As the youngest sibling in my family, with an older brother responsible for the majority of my scarring childhood memories, I always wanted to be the one to do something completely  new and original. Imagine my dismay when my brother graduated from the College of William and Mary in 2007, and I fell in love with the very school I had been trying so hard to avoid. Contrary to what my conscience and reason insisted upon, two years after his graduation I swallowed the few remnants left of my pride and embarked on my own College experience, fearing that it would be no different from the one my brother had lived through just a few short years before.

When I arrived on campus that brutally hot August day in the summer of 2009, my goal was to do everything my brother had never done. My first task was to sign up for sorority recruitment and join a Greek organization my brother still teases me about each and every single day. The second was to join all the activities he had never tried, so I signed up for Club Tennis, Cupcakes for a Cause, Net Impact, Tribe Ambassadors and every other club not remotely similar to his interests. Regrettably, my plan to avoid my brother’s experience would not be as successful as I had hoped.

My plan was to live in the best on-campus housing and to send my brother constant pictures of my much more spacious dorm room. Unfortunately, my brother had been the first generation of students to live in the newly built Jamestown dorms, making my freshman housing expectations significantly higher than the Botetourt dorm I was assigned to. And while I could never inhabit the Dillard Complex my brother had told so many ghost stories about, I have spent three of my four years at the College living no more than 200 feet away from his dorm.

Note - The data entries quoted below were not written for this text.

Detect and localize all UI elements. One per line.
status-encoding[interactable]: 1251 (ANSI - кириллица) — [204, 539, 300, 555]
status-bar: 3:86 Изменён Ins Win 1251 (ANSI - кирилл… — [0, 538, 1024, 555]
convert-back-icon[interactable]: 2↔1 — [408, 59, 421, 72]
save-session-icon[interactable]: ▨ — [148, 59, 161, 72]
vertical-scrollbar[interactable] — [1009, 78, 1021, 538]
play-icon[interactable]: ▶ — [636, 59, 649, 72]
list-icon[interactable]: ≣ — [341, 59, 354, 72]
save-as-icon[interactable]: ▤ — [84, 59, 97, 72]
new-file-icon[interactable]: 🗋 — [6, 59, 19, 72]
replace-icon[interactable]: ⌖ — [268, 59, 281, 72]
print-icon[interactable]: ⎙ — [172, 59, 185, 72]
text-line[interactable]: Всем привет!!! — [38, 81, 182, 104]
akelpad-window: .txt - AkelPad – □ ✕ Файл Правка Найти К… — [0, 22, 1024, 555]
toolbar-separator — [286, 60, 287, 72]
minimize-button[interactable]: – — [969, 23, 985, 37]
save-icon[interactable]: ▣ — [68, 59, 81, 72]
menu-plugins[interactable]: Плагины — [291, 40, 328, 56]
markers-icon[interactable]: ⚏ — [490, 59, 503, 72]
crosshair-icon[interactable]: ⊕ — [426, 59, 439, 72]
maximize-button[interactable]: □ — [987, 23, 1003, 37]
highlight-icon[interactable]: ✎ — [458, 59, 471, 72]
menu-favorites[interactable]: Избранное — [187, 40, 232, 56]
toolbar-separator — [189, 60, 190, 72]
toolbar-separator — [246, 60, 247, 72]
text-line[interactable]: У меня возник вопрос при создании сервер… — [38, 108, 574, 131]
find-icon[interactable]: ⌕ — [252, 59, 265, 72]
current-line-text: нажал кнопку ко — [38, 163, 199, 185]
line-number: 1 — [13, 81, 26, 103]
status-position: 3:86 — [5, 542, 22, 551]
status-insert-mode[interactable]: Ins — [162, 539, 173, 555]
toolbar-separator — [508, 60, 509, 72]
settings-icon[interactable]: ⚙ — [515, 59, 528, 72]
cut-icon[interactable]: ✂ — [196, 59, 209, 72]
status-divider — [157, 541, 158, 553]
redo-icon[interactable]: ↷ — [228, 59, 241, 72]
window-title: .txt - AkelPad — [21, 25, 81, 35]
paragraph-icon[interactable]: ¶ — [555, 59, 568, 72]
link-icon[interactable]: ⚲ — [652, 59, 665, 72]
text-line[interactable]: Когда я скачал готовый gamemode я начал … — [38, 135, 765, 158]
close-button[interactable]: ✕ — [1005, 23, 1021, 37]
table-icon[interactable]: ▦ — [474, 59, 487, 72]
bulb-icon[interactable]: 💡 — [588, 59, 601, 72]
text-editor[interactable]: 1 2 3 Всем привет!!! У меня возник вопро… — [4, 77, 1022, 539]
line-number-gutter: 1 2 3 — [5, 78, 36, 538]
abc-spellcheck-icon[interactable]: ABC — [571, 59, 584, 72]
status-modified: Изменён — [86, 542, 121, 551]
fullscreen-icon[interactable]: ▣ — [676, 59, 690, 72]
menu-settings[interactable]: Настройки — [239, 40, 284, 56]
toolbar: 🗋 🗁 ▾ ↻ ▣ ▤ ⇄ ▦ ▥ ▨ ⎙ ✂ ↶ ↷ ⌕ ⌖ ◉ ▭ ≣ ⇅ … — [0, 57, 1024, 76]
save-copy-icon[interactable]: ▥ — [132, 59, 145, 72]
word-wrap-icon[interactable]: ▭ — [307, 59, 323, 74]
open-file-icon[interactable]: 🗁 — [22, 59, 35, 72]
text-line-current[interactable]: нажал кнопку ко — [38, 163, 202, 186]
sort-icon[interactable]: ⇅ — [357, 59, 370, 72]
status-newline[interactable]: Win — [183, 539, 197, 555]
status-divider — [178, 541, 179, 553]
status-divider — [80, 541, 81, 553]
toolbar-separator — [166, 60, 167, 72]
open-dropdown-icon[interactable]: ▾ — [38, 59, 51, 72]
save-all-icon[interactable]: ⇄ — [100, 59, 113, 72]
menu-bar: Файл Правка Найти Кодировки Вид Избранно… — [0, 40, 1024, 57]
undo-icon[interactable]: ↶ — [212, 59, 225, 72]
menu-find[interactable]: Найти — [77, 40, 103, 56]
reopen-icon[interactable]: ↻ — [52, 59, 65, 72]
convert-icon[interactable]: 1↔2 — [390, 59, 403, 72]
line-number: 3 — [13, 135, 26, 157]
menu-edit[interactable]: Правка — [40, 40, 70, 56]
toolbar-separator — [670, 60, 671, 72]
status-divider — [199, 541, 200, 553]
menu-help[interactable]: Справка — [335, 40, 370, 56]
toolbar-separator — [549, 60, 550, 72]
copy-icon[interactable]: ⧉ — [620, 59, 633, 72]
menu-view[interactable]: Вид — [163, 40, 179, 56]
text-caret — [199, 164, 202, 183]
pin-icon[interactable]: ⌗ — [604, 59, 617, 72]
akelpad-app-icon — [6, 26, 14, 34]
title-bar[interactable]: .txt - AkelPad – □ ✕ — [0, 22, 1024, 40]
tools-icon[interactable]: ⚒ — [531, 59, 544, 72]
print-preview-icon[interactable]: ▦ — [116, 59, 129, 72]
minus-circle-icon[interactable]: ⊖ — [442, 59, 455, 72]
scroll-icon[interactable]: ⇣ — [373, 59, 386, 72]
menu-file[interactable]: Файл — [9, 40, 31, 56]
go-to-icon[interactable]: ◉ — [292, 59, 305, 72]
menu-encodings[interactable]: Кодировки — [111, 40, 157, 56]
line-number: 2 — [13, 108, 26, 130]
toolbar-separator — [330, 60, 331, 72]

Academically, I wanted to be the smartest sibling, but by sophomore year, I had the same GPA my brother had graduated with. It also did not help that much like him, I seemed to prefer history and psychology courses, which I then forced myself to avoid as long as possible. The fact that professors and past staff recognized me as “Leo’s little sister” was also discouraging — as a freshman in college, “little sister” was the last nickname I wanted to be assigned.

Luckily, by the end of freshman year, I had an incredible realization. Despite the few reminders of my brother’s own time here at the College a short few years ago, our experiences could not have been more different. His undertakings of sneaking into the Wren Crypt and crawling through steam tunnels were not ones I could imitate — the entrances were bricked off during my freshman year — but I was able to find an infinite number of other traditions I could call my own. Because of our different personalities, we got involved in different things, and in turn we came to love the College for our very own reasons. He complained the College was too small and told me I should have gone to the University of Virginia, but I felt confident the student body was not a single student too large or too small. While he complained there was never any parking, I soon realized I was much more successful in terms of the number of parking tickets I’ve collected. He complained about the lack of food, while I spent the majority of the money in my food bank on Wawa lattes.

So here I am, with a few short months left to go, and three years of wonderful memories now behind me, and I now see that there was not a single morning I wished I had made a different decision. And much like my brother, if I had a slightly younger sibling, I would tell them the same thing: Don’t go to my graduation, because you may just fall prey to the very same love at first sight.

Dasha Godunova is a Confusion Corner columnist whose 11-year-old stepbrother has already assured her that he will be attending the College because “that’s where all your cool friends come from.”